Official charged in shipbuilding-contract leak to plead not guilty, lawyer says

OTTAWA — The second public official accused of leaking cabinet secrets about a $700-million naval contract intends to fight the charge, according to his lawyer.

The assertion by Matthew Matchett’s lawyer was made on Tuesday during a brief court hearing, the first since the suspended Public Service and Procurement Canada official was charged with one count of breach of trust last month.

Lawyer Matthew Day told the court that his client, who did not appear in person, plans to plead not guilty and seek a jury trial as the case, which is expected to have many parallels to Norman’s, moves through the judicial system.

Matchett is the second person after Vice-Admiral Mark Norman, the military’s former second-in-command, accused of leaking information about the contract between the federal government and Davie Shipbuilding in Quebec.

The contract, negotiated by Stephen Harper’s government and finalized by Justin Trudeau’s new government in 2015, involved leasing a converted civilian ship to the navy as a temporary support vessel.

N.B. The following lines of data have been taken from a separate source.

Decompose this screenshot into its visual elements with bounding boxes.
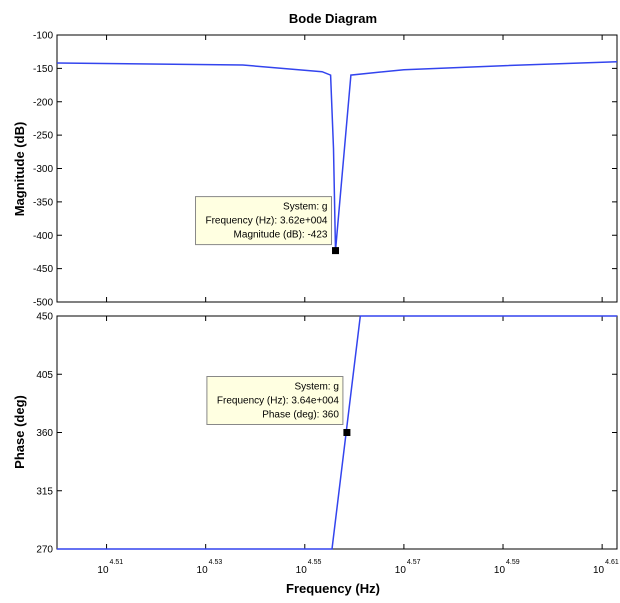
y-tick-label: -200: [33, 97, 53, 108]
x-tick-exponent: 4.61: [605, 559, 619, 566]
datatip-line: System: g: [283, 202, 327, 213]
y-tick-label: -100: [33, 31, 53, 42]
x-tick-label: 10: [494, 565, 506, 576]
x-axis-label: Frequency (Hz): [286, 581, 380, 596]
y-tick-label: -150: [33, 64, 53, 75]
datatip-box: [206, 376, 344, 425]
magnitude-plot-frame: [56, 34, 618, 303]
y-tick-label: 270: [36, 545, 53, 556]
x-tick-label: 10: [197, 565, 209, 576]
magnitude-axis-label: Magnitude (dB): [12, 122, 27, 217]
datatip-line: Phase (deg): 360: [262, 410, 339, 421]
phase-datatip[interactable]: System: g Frequency (Hz): 3.64e+004 Phase …: [206, 376, 344, 425]
y-tick-label: 405: [36, 370, 53, 381]
magnitude-datatip[interactable]: System: g Frequency (Hz): 3.62e+004 Magnit…: [195, 196, 333, 246]
datatip-line: Frequency (Hz): 3.64e+004: [217, 396, 339, 407]
x-tick-exponent: 4.51: [110, 559, 124, 566]
x-tick-exponent: 4.59: [506, 559, 520, 566]
y-tick-label: -450: [33, 264, 53, 275]
chart-title: Bode Diagram: [289, 11, 377, 26]
y-tick-label: -400: [33, 231, 53, 242]
datatip-line: Frequency (Hz): 3.62e+004: [205, 216, 327, 227]
y-tick-label: -500: [33, 298, 53, 309]
y-tick-label: -250: [33, 131, 53, 142]
x-tick-label: 10: [593, 565, 605, 576]
x-tick-exponent: 4.53: [209, 559, 223, 566]
x-tick-exponent: 4.55: [308, 559, 322, 566]
y-tick-label: -300: [33, 164, 53, 175]
phase-axis-label: Phase (deg): [12, 395, 27, 469]
phase-panel: 270 315 360 405 450 System: g Frequency (Hz): …: [36, 312, 618, 556]
x-tick-label: 10: [97, 565, 109, 576]
datatip-line: System: g: [294, 382, 338, 393]
x-tick-exponent: 4.57: [407, 559, 421, 566]
y-tick-label: 360: [36, 428, 53, 439]
y-tick-label: 450: [36, 312, 53, 323]
y-tick-label: -350: [33, 197, 53, 208]
magnitude-series-line: [56, 60, 618, 251]
magnitude-panel: -500 -450 -400 -350 -300 -250 -200 -150 -100 Syst…: [33, 31, 618, 309]
magnitude-datatip-marker[interactable]: [332, 247, 340, 255]
x-tick-label: 10: [296, 565, 308, 576]
y-tick-label: 315: [36, 486, 53, 497]
datatip-line: Magnitude (dB): -423: [234, 230, 328, 241]
datatip-box: [195, 196, 333, 246]
x-tick-label: 10: [395, 565, 407, 576]
phase-datatip-marker[interactable]: [343, 429, 351, 436]
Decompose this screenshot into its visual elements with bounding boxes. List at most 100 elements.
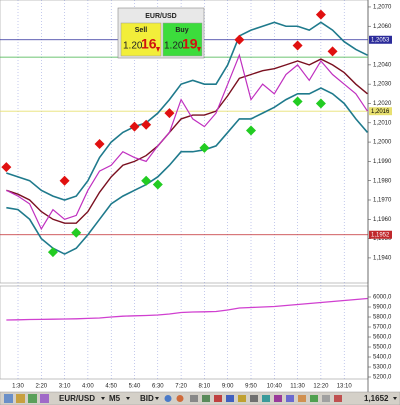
- level-label: 1,2053: [371, 37, 390, 43]
- y-tick-label: 1,2060: [373, 24, 392, 30]
- signal-marker: [199, 142, 210, 153]
- toolbar-icon[interactable]: [40, 394, 49, 403]
- series-line: [6, 87, 369, 255]
- y-tick-label: 5800,0: [373, 315, 392, 321]
- y-tick-label: 5400,0: [373, 355, 392, 361]
- toolbar-icon[interactable]: [190, 395, 198, 402]
- x-tick-label: 7:20: [175, 384, 187, 390]
- x-tick-label: 4:00: [82, 384, 94, 390]
- toolbar-icon[interactable]: [286, 395, 294, 402]
- signal-marker: [152, 179, 163, 190]
- signal-marker: [141, 119, 152, 130]
- toolbar-icon[interactable]: [238, 395, 246, 402]
- level-label-box: [369, 107, 392, 116]
- y-tick-label: 1,1950: [373, 236, 392, 242]
- y-tick-label: 1,2000: [373, 140, 392, 146]
- series-line: [6, 53, 368, 231]
- signal-marker: [141, 175, 152, 186]
- y-tick-label: 5200,0: [373, 375, 392, 381]
- toolbar-icon[interactable]: [164, 395, 172, 402]
- y-tick-label: 5900,0: [373, 305, 392, 311]
- toolbar-icon[interactable]: [202, 395, 210, 402]
- series-line: [6, 58, 368, 224]
- level-label-box: [369, 35, 392, 44]
- buy-price-prefix: 1.20: [164, 41, 184, 52]
- buy-button[interactable]: [162, 22, 203, 57]
- signal-marker: [129, 121, 140, 132]
- sell-label: Sell: [135, 27, 148, 34]
- toolbar-icon[interactable]: [298, 395, 306, 402]
- sell-arrow: [156, 47, 160, 52]
- y-tick-label: 1,2070: [373, 5, 392, 11]
- account-value[interactable]: 1,1652: [364, 394, 389, 403]
- signal-marker: [47, 247, 58, 258]
- series-line: [6, 21, 368, 201]
- signal-marker: [315, 9, 326, 20]
- y-tick-label: 6000,0: [373, 295, 392, 301]
- price-type-selector[interactable]: BID: [140, 394, 154, 403]
- toolbar-icon[interactable]: [176, 395, 184, 402]
- y-tick-label: 5700,0: [373, 325, 392, 331]
- x-tick-label: 9:50: [245, 384, 257, 390]
- toolbar-icon[interactable]: [16, 394, 25, 403]
- toolbar-icon[interactable]: [226, 395, 234, 402]
- trade-ticket[interactable]: EUR/USD Sell Buy 1.20 16 1.20 19: [117, 7, 205, 59]
- y-tick-label: 1,1960: [373, 217, 392, 223]
- signal-marker: [71, 227, 82, 238]
- plot: 1:30 2:20 3:10 4:00 4:50 5:40 6:30 7:20 8:10 9:00…: [0, 0, 392, 390]
- toolbar-icon[interactable]: [310, 395, 318, 402]
- x-tick-label: 1:30: [12, 384, 24, 390]
- signal-marker: [327, 46, 338, 57]
- toolbar-icon[interactable]: [322, 395, 330, 402]
- x-tick-label: 9:00: [222, 384, 234, 390]
- signal-marker: [94, 139, 105, 150]
- toolbar-icon[interactable]: [334, 395, 342, 402]
- level-label-box: [369, 230, 392, 239]
- toolbar-icon[interactable]: [274, 395, 282, 402]
- sell-price-pips: 16: [141, 36, 157, 52]
- y-tick-label: 1,1940: [373, 255, 392, 261]
- signal-marker: [234, 34, 245, 45]
- toolbar-icon[interactable]: [262, 395, 270, 402]
- y-tick-label: 1,1980: [373, 178, 392, 184]
- buy-label: Buy: [175, 27, 188, 34]
- x-tick-label: 4:50: [105, 384, 117, 390]
- y-tick-label: 5300,0: [373, 365, 392, 371]
- buy-arrow: [197, 47, 201, 52]
- sell-price-prefix: 1.20: [123, 41, 143, 52]
- x-tick-label: 3:10: [59, 384, 71, 390]
- ticket-symbol: EUR/USD: [145, 13, 177, 20]
- symbol-selector[interactable]: EUR/USD: [59, 394, 95, 403]
- x-tick-label: 10:40: [267, 384, 283, 390]
- signal-marker: [1, 162, 12, 173]
- y-tick-label: 1,2030: [373, 82, 392, 88]
- y-tick-label: 5600,0: [373, 335, 392, 341]
- y-tick-label: 5500,0: [373, 345, 392, 351]
- buy-price-pips: 19: [182, 36, 198, 52]
- series-line: [6, 297, 368, 321]
- x-tick-label: 13:10: [337, 384, 353, 390]
- level-label: 1,1952: [371, 232, 390, 238]
- toolbar-icon[interactable]: [250, 395, 258, 402]
- x-tick-label: 6:30: [152, 384, 164, 390]
- sell-button[interactable]: [120, 22, 162, 57]
- signal-marker: [59, 175, 70, 186]
- x-tick-label: 12:20: [313, 384, 329, 390]
- signal-marker: [164, 108, 175, 119]
- timeframe-selector[interactable]: M5: [109, 394, 121, 403]
- signal-marker: [292, 96, 303, 107]
- toolbar: EUR/USD M5 BID 1,1652: [0, 391, 400, 405]
- x-tick-label: 5:40: [129, 384, 141, 390]
- y-tick-label: 1,2040: [373, 62, 392, 68]
- y-tick-label: 1,2010: [373, 120, 392, 126]
- toolbar-icon[interactable]: [214, 395, 222, 402]
- toolbar-icon[interactable]: [4, 394, 13, 403]
- x-tick-label: 11:30: [290, 384, 305, 390]
- y-tick-label: 1,1990: [373, 159, 392, 165]
- x-tick-label: 8:10: [199, 384, 211, 390]
- y-tick-label: 1,1970: [373, 198, 392, 204]
- toolbar-icon[interactable]: [28, 394, 37, 403]
- x-tick-label: 2:20: [35, 384, 47, 390]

Norman has denied any wrongdoing. The court has so far heard several days of pre-trial arguments as Norman’s lawyers fight for access to thousands of government documents related to the case. A formal trial is scheduled to begin in August.

Day told the court that he had received a “voluminous” amount of documents from the Crown that would need to be reviewed.

Speaking to reporters afterward, Day said many of the documents contained redactions — blacked-out sections — and that he may have to follow Norman’s lawyers in seeking more information from the Crown and government.

At the same time, he said the results of that legal fight, which is scheduled to resume with another pre-trial hearing day on Wednesday, could affect what other documents are freely provided to his client.

Day would not comment on how his client was doing, saying he would leave it to Matchett to comment himself at a future date.

RCMP investigators had previously indicated in court filings that they believed two government officials, acting independently of each other, had leaked government secrets in November 2015.

That was when the new Trudeau government decided to hold off finalizing the contract with Davie pending a review. It ultimately decided to approve the deal a few days later.

Court filings from Norman’s team in October identified the second person as Matchett, who worked at the time at the Atlantic Canada Opportunities Agency. He later moved to Public Services and Procurement Canada.

The filings included emails obtained by Norman’s lawyers from the RCMP that seemed to show Matchett updating Ottawa lobbyist Brian Mersereau, whose clients include Davie, as the Liberals prepared to review the deal.

They also talked about Matchett dropping off documents — referred to as “the motherload” — at Mersereau’s office.

Mersereau later told the RCMP in a witness interview, also obtained by Norman’s lawyers, that he found a draft memorandum to cabinet and two PowerPoint presentations waiting for him when he returned to the office.

The RCMP reported in separate court filings recovering a draft memorandum to cabinet and other secret documents after a search at Mersereau’s firm, Hill+Knowlton Strategies.

None of the documents or witness statements has been entered as evidence or tested in court. The charges against Matchett and Norman have similarly not been tested in court.

Court heard in December, during a pre-trial hearing for Norman, that Matchett’s security clearance was withdrawn last June and he was suspended without pay in October after Norman’s legal team named him in filings.